California’s progressive Governor Gavin Newsom is gearing up to remove the 360 National Guard members currently stationed atthe border with Mexico since last April saying in a Monday statement that he will no longer go along with President Donald Trump’s “political theater” trying to convince the U.S. public that his and other southwest states next to Mexico are in the middle of a ‘national security crisis’.
The decision follows New Mexico Governor Michelle Lujan Grisham’s bold move last week to withdraw nearly all of her state guard from the border. On Feb. 6, Lujan Grisham told the press “New Mexico will not take part in the president’s charade of border fear-mongering by misusing our diligent National Guard troops.”
The California leader released a statement early Monday morning obtained by the L.A. Times containing parts of his first State of the State address he’s set to give Tuesday night. In Newsom’s communique the Democratic governor says Trump’s “Border ‘emergency’ is a manufactured crisis.” The governor’s administration, in office for just a few weeks, said the removal of troops is “our answer to the White House: No more division, xenophobia or nativism.”
Newsom is expected to formally announce during his first state address that he will “refocus (the troops) on the real threats facing our state,” such as wildfire prevention and drug trafficking. The previous Democratic Governor Jerry Brown gave the go-ahead to deploy some 400 National Guard members at the California border last April as thousands of Central American migrants and asylum seekers were trying to gain entry into the U.S. in order to escape prolonged poverty rates of 70 percent and annual homicide rates between 27 and 56 percent.
These announcements by border state leaders comes as Trump is sending in around 3,700 active duty troops to the border to support Border Patrol agents.
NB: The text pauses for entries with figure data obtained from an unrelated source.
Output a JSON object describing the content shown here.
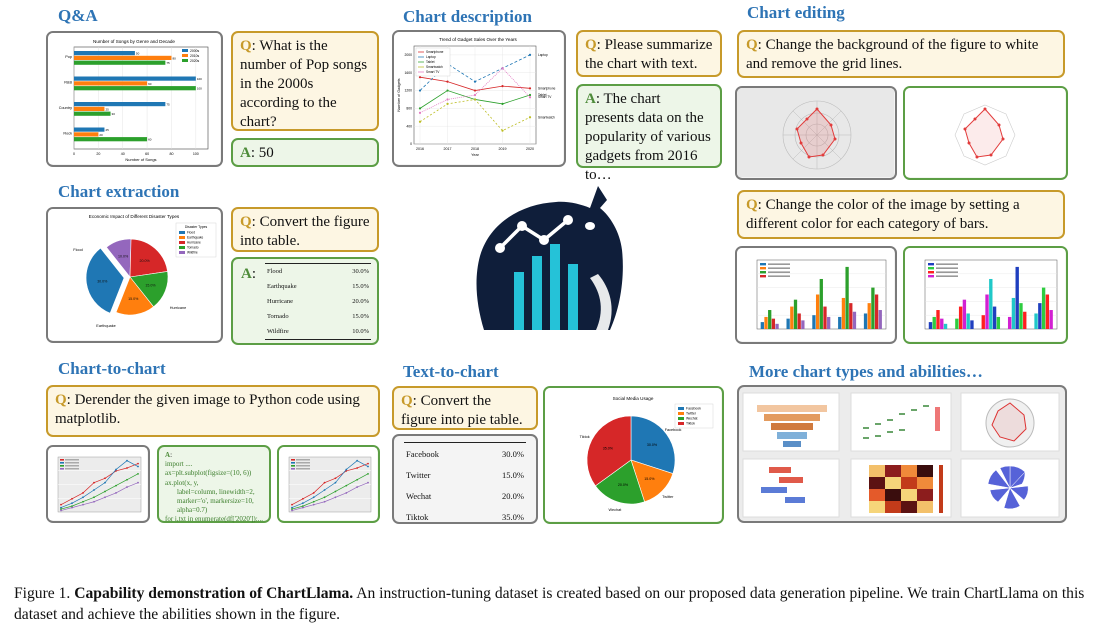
{
  "sections": {
    "qa": "Q&A",
    "description": "Chart description",
    "editing": "Chart editing",
    "extraction": "Chart extraction",
    "chart2chart": "Chart-to-chart",
    "text2chart": "Text-to-chart",
    "more": "More chart types and abilities…"
  },
  "qa": {
    "q_label": "Q",
    "q_text": ": What is the number of Pop songs in the 2000s according to the chart?",
    "a_label": "A",
    "a_text": ": 50",
    "chart_title": "Number of Songs by Genre and Decade",
    "legend": [
      "2000s",
      "2010s",
      "2020s"
    ],
    "genres": [
      "Pop",
      "R&B",
      "Country",
      "Rock"
    ],
    "xlabel": "Number of Songs"
  },
  "description": {
    "q_label": "Q",
    "q_text": ": Please summarize the chart with text.",
    "a_label": "A",
    "a_text": ": The chart presents data on the popularity of various gadgets from 2016 to…",
    "chart_title": "Trend of Gadget Sales Over the Years",
    "legend": [
      "Smartphone",
      "Laptop",
      "Tablet",
      "Smartwatch",
      "Smart TV"
    ],
    "ylabel": "Number of Gadgets",
    "xlabel": "Year",
    "years": [
      "2016",
      "2017",
      "2018",
      "2019",
      "2020"
    ]
  },
  "editing": {
    "q1_label": "Q",
    "q1_text": ": Change the background of the figure to white and remove the grid lines.",
    "q2_label": "Q",
    "q2_text": ": Change the color of the image by setting a different color for each category of bars."
  },
  "extraction": {
    "q_label": "Q",
    "q_text": ": Convert the figure into table.",
    "a_label": "A",
    "a_text": ":",
    "chart_title": "Economic Impact of Different Disaster Types",
    "legend_title": "Disaster Types",
    "legend": [
      "Flood",
      "Earthquake",
      "Hurricane",
      "Tornado",
      "Wildfire"
    ],
    "pie_labels": [
      "Flood",
      "Earthquake",
      "Hurricane"
    ],
    "rows": [
      {
        "name": "Flood",
        "value": "30.0%"
      },
      {
        "name": "Earthquake",
        "value": "15.0%"
      },
      {
        "name": "Hurricane",
        "value": "20.0%"
      },
      {
        "name": "Tornado",
        "value": "15.0%"
      },
      {
        "name": "Wildfire",
        "value": "10.0%"
      }
    ]
  },
  "chart2chart": {
    "q_label": "Q",
    "q_text": ": Derender the given image to Python code using matplotlib.",
    "a_label": "A",
    "a_text": ":",
    "code": [
      "import ....",
      "ax=plt.subplot(figsize=(10, 6))",
      "ax.plot(x, y,",
      "label=column, linewidth=2,",
      "marker='o', markersize=10,",
      "alpha=0.7)",
      "for i,txt in enumerate(df['2020']):..."
    ]
  },
  "text2chart": {
    "q_label": "Q",
    "q_text": ": Convert the figure into pie table.",
    "rows": [
      {
        "name": "Facebook",
        "value": "30.0%"
      },
      {
        "name": "Twitter",
        "value": "15.0%"
      },
      {
        "name": "Wechat",
        "value": "20.0%"
      },
      {
        "name": "Tiktok",
        "value": "35.0%"
      }
    ],
    "chart_title": "Social Media Usage",
    "legend": [
      "Facebook",
      "Twitter",
      "Wechat",
      "Tiktok"
    ],
    "slice_pcts": [
      "30.0%",
      "15.0%",
      "20.0%",
      "35.0%"
    ]
  },
  "caption": {
    "prefix": "Figure 1.",
    "bold": "Capability demonstration of ChartLlama.",
    "text": " An instruction-tuning dataset is created based on our proposed data generation pipeline. We train ChartLlama on this dataset and achieve the abilities shown in the figure."
  },
  "colors": {
    "heading": "#2e74b5",
    "question_border": "#c79a2a",
    "answer_border": "#5c9e45",
    "logo_dark": "#0f1e3a",
    "logo_accent": "#25c2d8"
  },
  "chart_data": [
    {
      "type": "bar",
      "title": "Number of Songs by Genre and Decade",
      "orientation": "horizontal",
      "categories": [
        "Pop",
        "R&B",
        "Country",
        "Rock"
      ],
      "series": [
        {
          "name": "2000s",
          "values": [
            50,
            100,
            75,
            25
          ]
        },
        {
          "name": "2010s",
          "values": [
            80,
            60,
            25,
            20
          ]
        },
        {
          "name": "2020s",
          "values": [
            75,
            100,
            30,
            60
          ]
        }
      ],
      "xlabel": "Number of Songs",
      "xlim": [
        0,
        110
      ]
    },
    {
      "type": "line",
      "title": "Trend of Gadget Sales Over the Years",
      "x": [
        "2016",
        "2017",
        "2018",
        "2019",
        "2020"
      ],
      "series": [
        {
          "name": "Smartphone",
          "values": [
            1500,
            1400,
            1200,
            1300,
            1250
          ]
        },
        {
          "name": "Laptop",
          "values": [
            1200,
            1800,
            1400,
            1700,
            2000
          ]
        },
        {
          "name": "Tablet",
          "values": [
            800,
            1200,
            1000,
            900,
            1100
          ]
        },
        {
          "name": "Smartwatch",
          "values": [
            500,
            900,
            1000,
            300,
            600
          ]
        },
        {
          "name": "Smart TV",
          "values": [
            700,
            1000,
            1100,
            1700,
            1050
          ]
        }
      ],
      "xlabel": "Year",
      "ylabel": "Number of Gadgets",
      "ylim": [
        0,
        2200
      ]
    },
    {
      "type": "pie",
      "title": "Economic Impact of Different Disaster Types",
      "labels": [
        "Flood",
        "Earthquake",
        "Hurricane",
        "Tornado",
        "Wildfire"
      ],
      "values": [
        30,
        15,
        20,
        15,
        10
      ]
    },
    {
      "type": "pie",
      "title": "Social Media Usage",
      "labels": [
        "Facebook",
        "Twitter",
        "Wechat",
        "Tiktok"
      ],
      "values": [
        30,
        15,
        20,
        35
      ]
    }
  ]
}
The president will hold a Monday night rally in El Paso, Texas to promote his 3,100km border wall proposal he has been touting —paid for either by Mexico or U.S. citizens — since his campaign. The likely 2020 presidential candidate Beto O’Rourke is planning his own counter protest with local leaders against Trump and the fortified wall also in El Paso, according to the Houston Chronicle.
Around 2,400 Central Americans in the latest ‘migrant caravan’ wave left Mexico City in late January and an estimated 1,800 of them arrived recently at the border with Texas. State leaders there have order the deployment of another 250 National Guard troops to Eagle Pass to cut off the asylum seekers.
Patricia Gandara, co-director of the Civil Rights Project at UCLA, agreed with Newsom’s decision. “I think we grew up and we realized that immigrants were not a threat,” Gandara told the L.A. Times. “We’re the fifth-largest economy in the world. And we have the largest percentage of immigrants in our state. How do you reconcile that if you think immigrants are taking our jobs and bringing down the economy?” she asked.